Born Domingo García in Viloria de Rioja, he was the son of a peasant named Ximeno García. His mother was named Orodulce. A shepherd, he tried to join the Benedictine order first at Valvanera and then at San Millán de la Cogolla, but was turned away. He then became a hermit in the forests near Ayuela, near the present-day town of Santo Domingo de la Calzada, until 1039.
In 1039, he began working with Gregory IV of Ostia (Gregorio), bishop of Ostia, who had been sent to Calahorra as a papal envoy to combat a plague of locusts that afflicted Navarre and La Rioja.

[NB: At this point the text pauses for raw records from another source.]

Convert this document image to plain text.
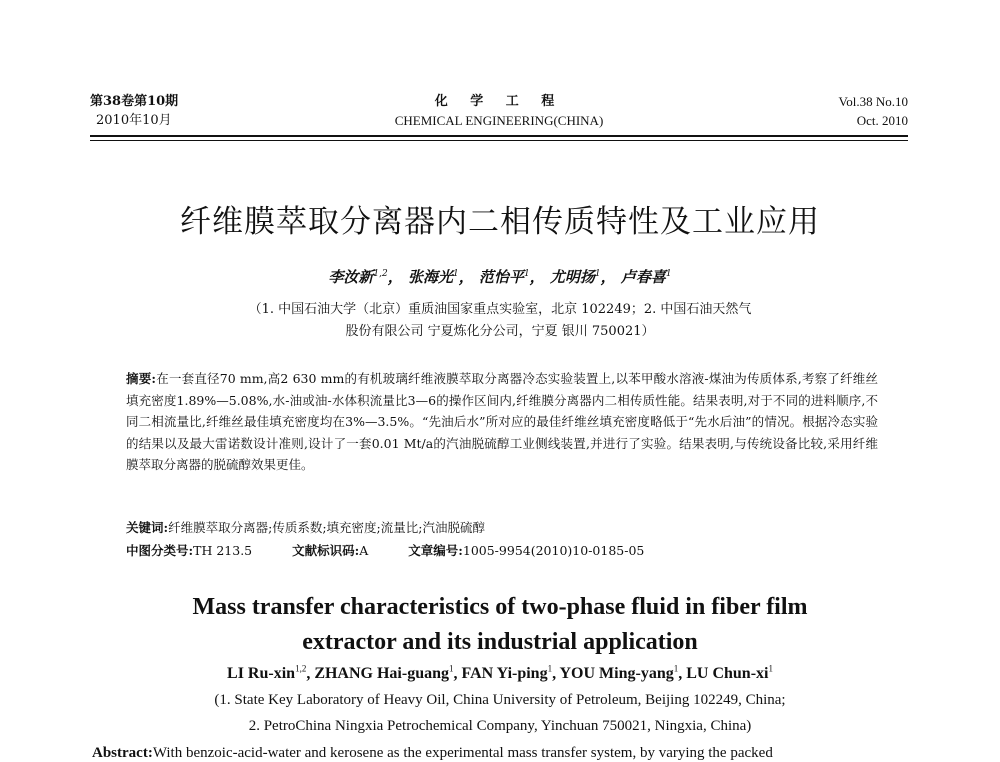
第38卷第10期
2010年10月
化 学 工 程
CHEMICAL ENGINEERING(CHINA)
Vol.38 No.10
Oct. 2010
纤维膜萃取分离器内二相传质特性及工业应用
李汝新$^{1,2}$， 张海光$^1$， 范怡平$^1$， 尤明扬$^1$， 卢春喜$^1$
（1. 中国石油大学（北京）重质油国家重点实验室，北京 102249；2. 中国石油天然气
股份有限公司 宁夏炼化分公司，宁夏 银川 750021）
摘要:在一套直径70 mm,高2 630 mm的有机玻璃纤维液膜萃取分离器冷态实验装置上,以苯甲酸水溶液-煤油为传质体系,考察了纤维丝填充密度1.89%—5.08%,水-油或油-水体积流量比3—6的操作区间内,纤维膜分离器内二相传质性能。结果表明,对于不同的进料顺序,不同二相流量比,纤维丝最佳填充密度均在3%—3.5%。“先油后水”所对应的最佳纤维丝填充密度略低于“先水后油”的情况。根据冷态实验的结果以及最大雷诺数设计准则,设计了一套0.01 Mt/a的汽油脱硫醇工业侧线装置,并进行了实验。结果表明,与传统设备比较,采用纤维膜萃取分离器的脱硫醇效果更佳。
关键词:纤维膜萃取分离器;传质系数;填充密度;流量比;汽油脱硫醇
中图分类号:TH 213.5	文献标识码:A	文章编号:1005-9954(2010)10-0185-05
Mass transfer characteristics of two-phase fluid in fiber film
extractor and its industrial application
LI Ru-xin$^{1,2}$, ZHANG Hai-guang$^1$, FAN Yi-ping$^1$, YOU Ming-yang$^1$, LU Chun-$xi^1$
(1. State Key Laboratory of Heavy Oil, China University of Petroleum, Beijing 102249, China;
2. PetroChina Ningxia Petrochemical Company, Yinchuan 750021, Ningxia, China)
Abstract:With benzoic-acid-water and kerosene as the experimental mass transfer system, by varying the packed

Gregory ordained Dominic a priest. Together they built a wooden bridge over the Oja River to help pilgrims on the Way of St. James. Gregory died in 1044, and Dominic returned to Ayuela, where he began developing the area. He cleared trees, cultivated the earth, and began to build a paved causeway (in Spanish, calzada), which served as an alternate route to the traditional Roman causeway between Logroño and Burgos. Dominic’s causeway became the principal route between Nájera and Redecilla del Camino.